Flor de Jamaica - "the flower of Jamaica" - is the Spanish term for hibiscus flowers, and they're the star of the show in this tart, refreshing drink. Hibiscus flowers are what give the zing to zinger teas, and they also lend a beautiful ruby color to anything they're included in. This agua fresca is made by making a concentrated hibiscus tea (technically, a tisane, since it doesn't contain actual tea leaves) that's lightly sweetened and infused with lime zest and juice. The concentrate keeps in the fridge for a few weeks, and can be mixed with flat or sparkling water - and perhaps a splash of rum, if you'd like to make it into a cocktail. My concentrate recipe is very lightly sweetened, so if you'd prefer a less tart beverage, you can adjust the sweetener accordingly.
Happy Memorial Day!!
Flor de Jamaica Agua Fresca
Makes 1 quart of concentrateClick here for a printable recipe
1 c. dried hibiscus flowers
1 quart water
1 strip of lime zest, removed from the fruit with a peeler
2 T. fresh lime juice
1 T. agave or honey (Or more, to taste)
Make the flor de Jamaica concentrate: In a medium saucepan, bring water to a boil.
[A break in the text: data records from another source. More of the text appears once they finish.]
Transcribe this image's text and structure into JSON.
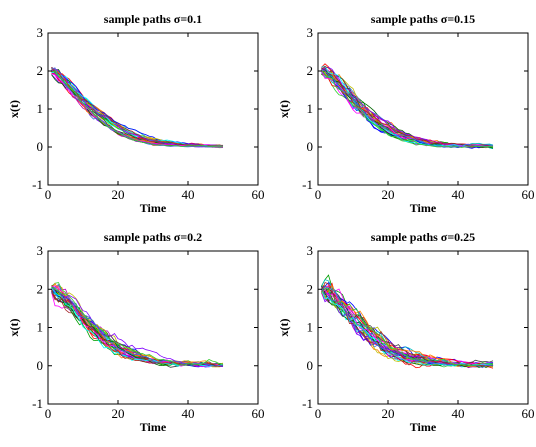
{
  "chart_data": [
    {
      "type": "line",
      "title": "sample paths σ=0.1",
      "xlabel": "Time",
      "ylabel": "x(t)",
      "xlim": [
        0,
        60
      ],
      "ylim": [
        -1,
        3
      ],
      "xticks": [
        "0",
        "20",
        "40",
        "60"
      ],
      "yticks": [
        "-1",
        "0",
        "1",
        "2",
        "3"
      ],
      "sigma": 0.1,
      "x_range": [
        1,
        50
      ],
      "start_value": 2,
      "n_paths": 30,
      "mean_path": {
        "x": [
          1,
          5,
          10,
          15,
          20,
          25,
          30,
          35,
          40,
          45,
          50
        ],
        "y": [
          2.0,
          1.45,
          0.9,
          0.55,
          0.3,
          0.15,
          0.08,
          0.04,
          0.03,
          0.02,
          0.01
        ]
      }
    },
    {
      "type": "line",
      "title": "sample paths σ=0.15",
      "xlabel": "Time",
      "ylabel": "x(t)",
      "xlim": [
        0,
        60
      ],
      "ylim": [
        -1,
        3
      ],
      "xticks": [
        "0",
        "20",
        "40",
        "60"
      ],
      "yticks": [
        "-1",
        "0",
        "1",
        "2",
        "3"
      ],
      "sigma": 0.15,
      "x_range": [
        1,
        50
      ],
      "start_value": 2,
      "n_paths": 30,
      "mean_path": {
        "x": [
          1,
          5,
          10,
          15,
          20,
          25,
          30,
          35,
          40,
          45,
          50
        ],
        "y": [
          2.0,
          1.45,
          0.9,
          0.55,
          0.3,
          0.15,
          0.08,
          0.04,
          0.03,
          0.02,
          0.01
        ]
      }
    },
    {
      "type": "line",
      "title": "sample paths σ=0.2",
      "xlabel": "Time",
      "ylabel": "x(t)",
      "xlim": [
        0,
        60
      ],
      "ylim": [
        -1,
        3
      ],
      "xticks": [
        "0",
        "20",
        "40",
        "60"
      ],
      "yticks": [
        "-1",
        "0",
        "1",
        "2",
        "3"
      ],
      "sigma": 0.2,
      "x_range": [
        1,
        50
      ],
      "start_value": 2,
      "n_paths": 30,
      "mean_path": {
        "x": [
          1,
          5,
          10,
          15,
          20,
          25,
          30,
          35,
          40,
          45,
          50
        ],
        "y": [
          2.0,
          1.45,
          0.9,
          0.55,
          0.3,
          0.15,
          0.08,
          0.04,
          0.03,
          0.02,
          0.01
        ]
      }
    },
    {
      "type": "line",
      "title": "sample paths σ=0.25",
      "xlabel": "Time",
      "ylabel": "x(t)",
      "xlim": [
        0,
        60
      ],
      "ylim": [
        -1,
        3
      ],
      "xticks": [
        "0",
        "20",
        "40",
        "60"
      ],
      "yticks": [
        "-1",
        "0",
        "1",
        "2",
        "3"
      ],
      "sigma": 0.25,
      "x_range": [
        1,
        50
      ],
      "start_value": 2,
      "n_paths": 30,
      "mean_path": {
        "x": [
          1,
          5,
          10,
          15,
          20,
          25,
          30,
          35,
          40,
          45,
          50
        ],
        "y": [
          2.0,
          1.45,
          0.9,
          0.55,
          0.3,
          0.15,
          0.08,
          0.04,
          0.03,
          0.02,
          0.01
        ]
      }
    }
  ],
  "path_colors": [
    "#0000ff",
    "#00a000",
    "#ff0000",
    "#00bfbf",
    "#bf00bf",
    "#bfbf00",
    "#404040",
    "#ff8000",
    "#8000ff",
    "#006400",
    "#ff00ff",
    "#00ffff",
    "#a52a2a",
    "#4169e1",
    "#32cd32"
  ]
}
Stir in hibiscus flowers and turn heat to low; simmer for 10 minutes. Turn off heat and stir in lime zest, lime juice, and agave or honey; stir until the sweetener is dissolved. Let cool, and store in the refrigerator for up to a month.
To make an agua fresca, pour 1/4 c. of the concentrate into a glass, and top with 1 1/2 - 2 c. water or seltzer. Stir and top with ice; if desired, garnish with a lime. Enjoy!